3. Residual and imputation methods used by major research centers
The residual method—subtracting estimated lawful foreign‑born from total foreign‑born counts—underlies DHS, Center for Migration Studies (CMS), Migration Policy Institute (MPI), and Pew estimates for 2017–2020; these groups also apply imputation rules to assign likely legal status to survey respondents and reconcile administrative flows with survey totals [3] [2] [1]. Results from these institutions generally lie in a similar band, though point estimates differ by methodology and timing [9].

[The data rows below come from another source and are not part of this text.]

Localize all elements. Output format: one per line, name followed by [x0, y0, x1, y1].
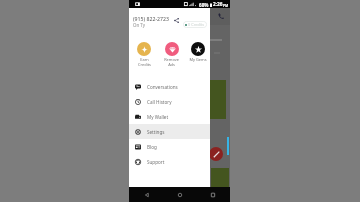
staticText: My Gems	[189, 57, 207, 62]
staticText: My Wallet	[147, 114, 169, 120]
staticText: On Ty	[133, 22, 145, 28]
button[interactable]: Blog	[129, 139, 210, 154]
staticText: 0 Credits	[188, 22, 205, 27]
button[interactable]: Call History	[129, 94, 210, 109]
staticText: Blog	[147, 144, 157, 150]
button[interactable]: Recents	[208, 190, 217, 199]
button[interactable]: 0 Credits	[183, 21, 207, 28]
button[interactable]: Conversations	[129, 79, 210, 94]
button[interactable]: My Gems	[185, 42, 211, 62]
staticText: Conversations	[147, 84, 178, 90]
staticText: Remove Ads	[164, 57, 179, 67]
staticText: Settings	[147, 129, 165, 135]
button[interactable]: Remove Ads	[158, 42, 184, 67]
button[interactable]: My Wallet	[129, 109, 210, 124]
staticText: PM	[223, 3, 229, 8]
button[interactable]: Earn Credits	[131, 42, 157, 67]
staticText: Call History	[147, 99, 172, 105]
button[interactable]: Share	[172, 16, 181, 25]
button[interactable]: Settings	[129, 124, 210, 139]
staticText: 68%	[199, 2, 209, 8]
button[interactable]: Support	[129, 154, 210, 169]
button[interactable]: Home	[175, 190, 184, 199]
staticText: (915) 822-2723	[133, 15, 169, 22]
staticText: Earn Credits	[138, 57, 151, 67]
staticText: Support	[147, 159, 165, 165]
staticText: 2:26	[213, 1, 223, 8]
button[interactable]: Back	[142, 190, 151, 199]
button[interactable]: Compose message	[209, 147, 223, 161]
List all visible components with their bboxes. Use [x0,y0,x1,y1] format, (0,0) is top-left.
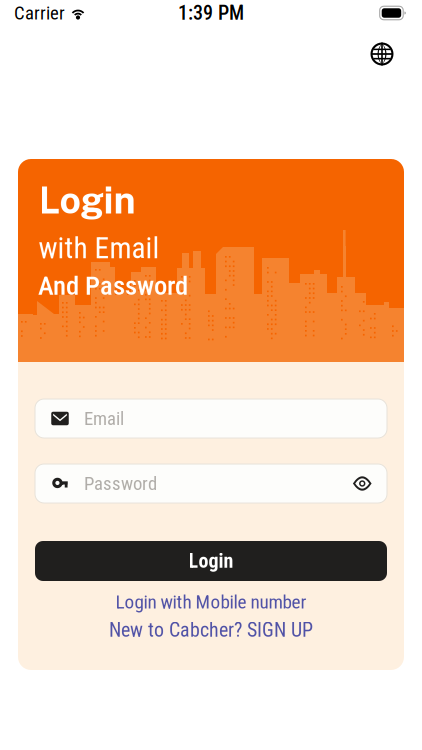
staticText: Email [84,408,124,430]
button[interactable]: New to Cabcher? SIGN UP [35,618,387,642]
staticText: And Password [38,270,188,301]
staticText: with Email [38,231,160,265]
staticText: Login [188,549,234,573]
staticText: New to Cabcher? SIGN UP [109,618,313,642]
staticText: Carrier [14,2,65,24]
button[interactable]: Change language [361,33,403,75]
button[interactable]: Login [35,541,387,581]
staticText: 1:39 PM [178,1,244,25]
staticText: Login with Mobile number [116,591,306,613]
button[interactable]: Login with Mobile number [35,590,387,614]
staticText: Password [84,473,157,494]
staticText: Login [38,178,136,222]
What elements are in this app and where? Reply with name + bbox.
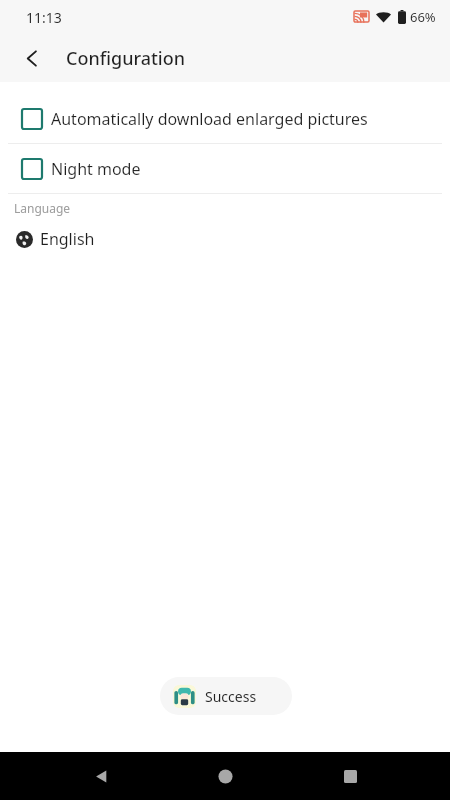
button[interactable]: Recent apps [326, 752, 374, 800]
button[interactable]: Back [77, 752, 125, 800]
staticText: Automatically download enlarged pictures [51, 108, 368, 130]
button[interactable]: Night mode [0, 144, 450, 193]
button[interactable]: Back [12, 38, 52, 78]
button[interactable]: Home [201, 752, 249, 800]
staticText: Success [205, 687, 257, 706]
staticText: Language [14, 200, 71, 216]
staticText: Configuration [66, 46, 186, 71]
button[interactable]: English [0, 221, 450, 257]
staticText: Night mode [51, 158, 141, 180]
staticText: English [40, 228, 95, 250]
button[interactable]: Automatically download enlarged pictures [0, 94, 450, 143]
staticText: 11:13 [26, 8, 62, 27]
staticText: 66% [410, 8, 436, 26]
button[interactable]: Success [160, 677, 292, 715]
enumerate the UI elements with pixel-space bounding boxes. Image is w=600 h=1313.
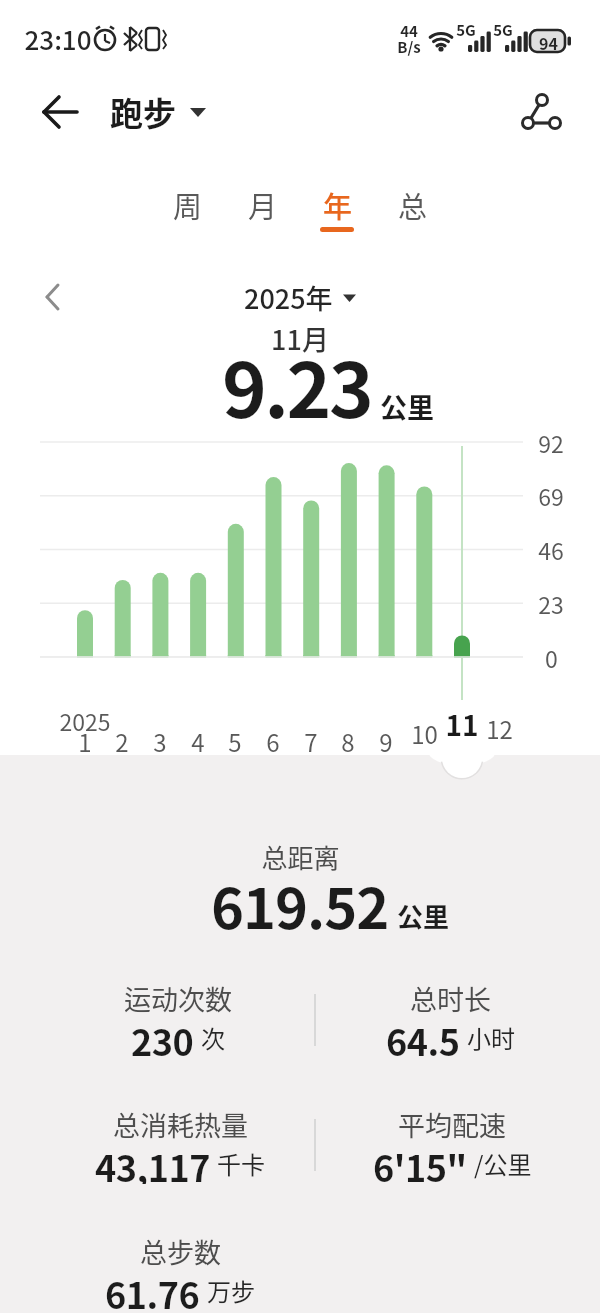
staticText: 46 [538, 533, 564, 566]
staticText: 总消耗热量 [113, 1105, 248, 1144]
staticText: 5G [456, 19, 476, 39]
staticText: 0 [545, 641, 558, 674]
staticText: /公里 [474, 1146, 532, 1181]
button[interactable]: 周 [150, 182, 225, 228]
staticText: B/s [397, 36, 421, 56]
staticText: 11月 [271, 319, 329, 358]
staticText: 94 [539, 31, 558, 51]
staticText: 230 [131, 1014, 194, 1058]
staticText: 4 [191, 724, 205, 758]
staticText: 6 [266, 724, 280, 758]
staticText: 3 [153, 724, 167, 758]
button[interactable] [510, 82, 570, 142]
button[interactable]: 年 [300, 182, 375, 228]
staticText: 总距离 [261, 838, 340, 876]
staticText: 8 [341, 724, 355, 758]
staticText: 9.23 [222, 330, 372, 440]
staticText: 619.52 [211, 864, 389, 945]
staticText: 23 [538, 587, 564, 620]
staticText: 年 [323, 184, 353, 226]
button[interactable] [30, 86, 86, 138]
staticText: 9 [379, 724, 393, 758]
staticText: 万步 [207, 1273, 255, 1308]
staticText: 小时 [467, 1020, 515, 1055]
staticText: 公里 [397, 897, 450, 935]
staticText: 总步数 [140, 1232, 221, 1271]
staticText: 10 [411, 716, 438, 750]
button[interactable]: 月 [225, 182, 300, 228]
staticText: 周 [173, 184, 203, 226]
button[interactable]: 跑步 [110, 86, 206, 138]
staticText: 43,117 [95, 1140, 210, 1184]
staticText: 6'15" [373, 1140, 467, 1184]
staticText: 运动次数 [124, 979, 232, 1018]
staticText: 23:10 [24, 20, 92, 58]
staticText: 64.5 [386, 1014, 460, 1058]
button[interactable] [34, 278, 74, 318]
staticText: 跑步 [110, 88, 176, 136]
staticText: 61.76 [105, 1267, 200, 1311]
staticText: 69 [538, 479, 564, 512]
staticText: 次 [201, 1020, 225, 1055]
staticText: 7 [304, 724, 318, 758]
staticText: 2025年 [244, 278, 333, 317]
staticText: 44 [400, 20, 418, 40]
staticText: 92 [538, 426, 564, 459]
staticText: 2025 [59, 704, 111, 734]
staticText: 总 [398, 184, 428, 226]
staticText: 月 [248, 184, 278, 226]
staticText: 千卡 [217, 1146, 265, 1181]
staticText: 平均配速 [398, 1105, 506, 1144]
staticText: 5 [228, 724, 242, 758]
staticText: 1 [78, 724, 92, 758]
staticText: 5G [493, 19, 513, 39]
staticText: 公里 [380, 387, 434, 426]
button[interactable]: 2025年 [244, 278, 356, 317]
staticText: 12 [486, 711, 513, 745]
staticText: 2 [115, 724, 129, 758]
button[interactable]: 总 [375, 182, 450, 228]
staticText: 11 [445, 704, 479, 738]
staticText: 总时长 [410, 979, 491, 1018]
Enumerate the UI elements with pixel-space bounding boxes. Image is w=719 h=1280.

4. Innovative cross‑checks: Social Security and linked administrative approaches
Researchers have developed novel approaches linking survey responses to Social Security Administration records to detect mismatches (a signal of potential unauthorized status) and to validate residual results; such methods were proposed and evaluated in Social Security Bulletin work and offer an administrative cross‑check to survey‑based estimates for periods including 2017 [8] [7].
5. What the major producers reported for 2017–2020 (and their caveats)
Leading estimates for the late 2010s place the unauthorized population around roughly 10–11 million, with Pew reporting about 10.5 million in 2017 and DHS/CMS estimates producing comparable numbers depending on timing and assumptions; analysts caution that 2020 was an atypical year and survey disruptions meant some standard estimates were not produced or required adjustment [9] [3] [1]. Multiple studies stress that components—overstays vs border entries—shifted during the period and that departures, deaths, legalizations and pandemic disruptions complicate stock comparisons [7] [5].
6. Limitations, disagreements, and implicit agendas to watch
All methods rely on imperfect survey coverage, assumptions about mortality and emigration, and administrative completeness; these technical choices produce nontrivial variation across analysts [9]. Researchers and advocacy or policy organizations sometimes emphasize different sources or models to support particular policy arguments—groups vary in how they weight DHS administrative flows, CPS signals, or alternative imputations—so reading methods transparently is essential [4] [2].
7. Practical guidance: which sources to trust for 2017–2020 work
For reproducible, peer‑reviewed estimates use ACS‑based residual estimates from DHS, Pew, MPI, and CMS as primary references and consult DHS administrative flow tables and visa‑overstay reports for the component logic; treat CPS and provisional CMS/CPS‑derived figures as trend indicators rather than definitive counts, and use SSA‑linkage studies as valuable methodological validation rather than standalone totals [1] [2] [3] [8] [6] [10].